ValueError: could not convert string to float: 'Intel'

问题

代码中出现了错误，提示无法将字符串转换为浮点数，可能是因为某些数据需要进行类型转换。您可以尝试在步骤1的ColumnTransformer中为需要进行独热编码的列添加一个转换器，将它们从字符串转换为浮点数。例如，您可以使用LabelEncoder来执行此操作。在你的代码中，你可以添加以下内容：

from sklearn.preprocessing import LabelEncoder
# 选择需要转换的列，这里以第0列为例
label_encoder = LabelEncoder()
X_train[:, 0] = label_encoder.fit_transform(X_train[:, 0])
X_test[:, 0] = label_encoder.transform(X_test[:, 0])

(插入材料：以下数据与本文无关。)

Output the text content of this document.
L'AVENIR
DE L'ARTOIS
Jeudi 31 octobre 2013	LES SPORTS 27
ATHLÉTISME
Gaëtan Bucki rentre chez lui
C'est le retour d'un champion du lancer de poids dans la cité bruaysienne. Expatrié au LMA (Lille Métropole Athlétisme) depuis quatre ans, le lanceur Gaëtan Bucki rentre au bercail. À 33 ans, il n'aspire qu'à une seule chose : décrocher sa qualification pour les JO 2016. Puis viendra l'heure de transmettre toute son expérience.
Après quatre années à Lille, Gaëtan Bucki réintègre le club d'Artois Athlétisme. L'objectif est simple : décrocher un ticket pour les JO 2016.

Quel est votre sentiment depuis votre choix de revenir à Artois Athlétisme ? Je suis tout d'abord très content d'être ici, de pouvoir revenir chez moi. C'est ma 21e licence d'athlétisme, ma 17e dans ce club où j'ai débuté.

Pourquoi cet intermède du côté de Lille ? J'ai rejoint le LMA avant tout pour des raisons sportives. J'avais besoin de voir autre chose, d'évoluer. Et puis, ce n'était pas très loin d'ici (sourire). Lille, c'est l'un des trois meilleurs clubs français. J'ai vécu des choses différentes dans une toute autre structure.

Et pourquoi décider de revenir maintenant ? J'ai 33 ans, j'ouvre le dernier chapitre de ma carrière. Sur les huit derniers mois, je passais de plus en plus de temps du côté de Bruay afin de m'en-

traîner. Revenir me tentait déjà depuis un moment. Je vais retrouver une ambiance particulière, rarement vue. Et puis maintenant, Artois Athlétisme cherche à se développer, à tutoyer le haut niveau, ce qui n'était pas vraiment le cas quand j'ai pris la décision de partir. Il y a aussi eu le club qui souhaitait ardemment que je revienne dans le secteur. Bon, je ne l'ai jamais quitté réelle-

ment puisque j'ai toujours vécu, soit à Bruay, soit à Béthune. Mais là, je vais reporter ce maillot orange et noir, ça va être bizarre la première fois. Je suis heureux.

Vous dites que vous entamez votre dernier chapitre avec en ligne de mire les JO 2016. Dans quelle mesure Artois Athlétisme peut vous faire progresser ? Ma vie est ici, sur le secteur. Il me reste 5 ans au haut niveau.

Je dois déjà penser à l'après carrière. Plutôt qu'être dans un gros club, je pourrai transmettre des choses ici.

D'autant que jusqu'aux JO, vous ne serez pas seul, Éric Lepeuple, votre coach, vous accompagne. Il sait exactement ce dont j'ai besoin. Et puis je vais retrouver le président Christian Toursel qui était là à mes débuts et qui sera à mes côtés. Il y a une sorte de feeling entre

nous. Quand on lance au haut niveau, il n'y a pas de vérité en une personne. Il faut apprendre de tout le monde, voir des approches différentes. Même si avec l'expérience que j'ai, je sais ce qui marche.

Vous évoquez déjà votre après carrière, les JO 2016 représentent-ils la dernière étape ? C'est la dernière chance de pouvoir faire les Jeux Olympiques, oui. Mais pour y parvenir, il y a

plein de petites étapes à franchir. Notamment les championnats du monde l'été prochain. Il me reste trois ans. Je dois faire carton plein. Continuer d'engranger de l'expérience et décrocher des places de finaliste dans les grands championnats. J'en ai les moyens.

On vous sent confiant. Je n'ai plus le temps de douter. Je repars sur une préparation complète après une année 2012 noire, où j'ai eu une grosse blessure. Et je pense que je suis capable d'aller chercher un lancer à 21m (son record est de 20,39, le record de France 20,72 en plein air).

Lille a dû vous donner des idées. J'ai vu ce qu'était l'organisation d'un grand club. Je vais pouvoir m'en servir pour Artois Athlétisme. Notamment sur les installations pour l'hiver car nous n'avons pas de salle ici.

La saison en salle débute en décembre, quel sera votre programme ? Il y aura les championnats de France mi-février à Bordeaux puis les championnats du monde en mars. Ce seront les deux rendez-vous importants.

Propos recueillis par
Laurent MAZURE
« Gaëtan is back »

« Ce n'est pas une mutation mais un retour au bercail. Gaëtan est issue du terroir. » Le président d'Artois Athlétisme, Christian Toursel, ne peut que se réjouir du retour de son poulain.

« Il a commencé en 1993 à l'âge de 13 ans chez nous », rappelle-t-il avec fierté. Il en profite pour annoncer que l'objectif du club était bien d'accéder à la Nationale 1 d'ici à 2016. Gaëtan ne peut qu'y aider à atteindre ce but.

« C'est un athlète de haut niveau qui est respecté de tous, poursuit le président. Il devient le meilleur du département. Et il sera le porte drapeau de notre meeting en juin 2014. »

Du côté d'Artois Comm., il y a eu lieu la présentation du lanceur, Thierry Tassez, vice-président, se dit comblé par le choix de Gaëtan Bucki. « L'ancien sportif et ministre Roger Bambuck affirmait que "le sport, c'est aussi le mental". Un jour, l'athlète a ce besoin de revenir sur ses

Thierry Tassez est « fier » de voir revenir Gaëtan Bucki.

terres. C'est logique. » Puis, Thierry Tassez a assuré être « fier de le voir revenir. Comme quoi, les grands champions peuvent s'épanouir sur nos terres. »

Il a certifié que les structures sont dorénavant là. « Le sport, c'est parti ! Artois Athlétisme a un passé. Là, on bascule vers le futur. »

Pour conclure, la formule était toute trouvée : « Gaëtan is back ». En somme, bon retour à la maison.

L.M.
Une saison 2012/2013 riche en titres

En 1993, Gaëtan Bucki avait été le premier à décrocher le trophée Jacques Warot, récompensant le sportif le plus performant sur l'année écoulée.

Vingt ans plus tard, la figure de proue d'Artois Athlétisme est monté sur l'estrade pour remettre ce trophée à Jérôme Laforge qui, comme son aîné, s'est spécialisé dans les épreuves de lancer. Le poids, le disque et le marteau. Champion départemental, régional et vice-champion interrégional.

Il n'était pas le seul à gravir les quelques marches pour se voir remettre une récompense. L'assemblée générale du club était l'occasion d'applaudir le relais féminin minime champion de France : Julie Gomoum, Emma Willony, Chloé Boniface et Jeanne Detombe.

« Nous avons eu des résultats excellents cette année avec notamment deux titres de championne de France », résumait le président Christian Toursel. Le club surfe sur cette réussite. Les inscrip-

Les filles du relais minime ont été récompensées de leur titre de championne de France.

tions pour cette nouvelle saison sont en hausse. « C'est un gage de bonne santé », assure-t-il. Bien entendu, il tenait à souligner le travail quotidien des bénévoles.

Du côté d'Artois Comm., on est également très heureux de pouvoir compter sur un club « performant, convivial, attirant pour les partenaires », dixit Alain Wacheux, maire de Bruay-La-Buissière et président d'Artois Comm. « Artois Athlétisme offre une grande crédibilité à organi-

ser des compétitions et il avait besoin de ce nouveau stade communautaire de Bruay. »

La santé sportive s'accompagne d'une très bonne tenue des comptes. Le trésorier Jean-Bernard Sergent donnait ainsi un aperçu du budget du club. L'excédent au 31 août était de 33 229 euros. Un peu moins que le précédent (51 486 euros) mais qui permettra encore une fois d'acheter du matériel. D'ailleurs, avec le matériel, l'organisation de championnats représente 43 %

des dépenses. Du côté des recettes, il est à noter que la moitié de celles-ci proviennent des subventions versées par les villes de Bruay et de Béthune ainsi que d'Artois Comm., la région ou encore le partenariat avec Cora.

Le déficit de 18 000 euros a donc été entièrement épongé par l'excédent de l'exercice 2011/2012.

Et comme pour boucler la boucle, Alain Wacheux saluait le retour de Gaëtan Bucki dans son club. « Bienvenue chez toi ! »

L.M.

这将有助于将字符串转换为浮点数，从而解决错误。但请确保对所有需要进行转换的列执行类似的操作。

英文:

**I am making laptop price prediction application with ML and there are many examples of this topic. Although I write the codes exactly the same as them, I get such errors and I don't know how to fix them.
these are my codes:
**

step1 = ColumnTransformer(transformers=[
    (&#39;col_tnf&#39;,OneHotEncoder(sparse=False,drop=&#39;first&#39;),[0,1,7,10,11])],remainder=&#39;passthrough&#39;)
step2 = LinearRegression()
pipe = Pipeline([
    (&#39;step1&#39;,step1),
    (&#39;step2&#39;,step2)
])
pipe.fit(X_train,y_train)
y_pred = pipe.predict(X_test)
print(&#39;R2 score&#39;,r2_score(y_test,y_pred))
print(&#39;MAE&#39;,mean_absolute_error(y_test,y_pred))

AND Output:

Output exceeds the size limit. Open the full output data in a text editor---------------------------------------------------------------------------
ValueError                                Traceback (most recent call last)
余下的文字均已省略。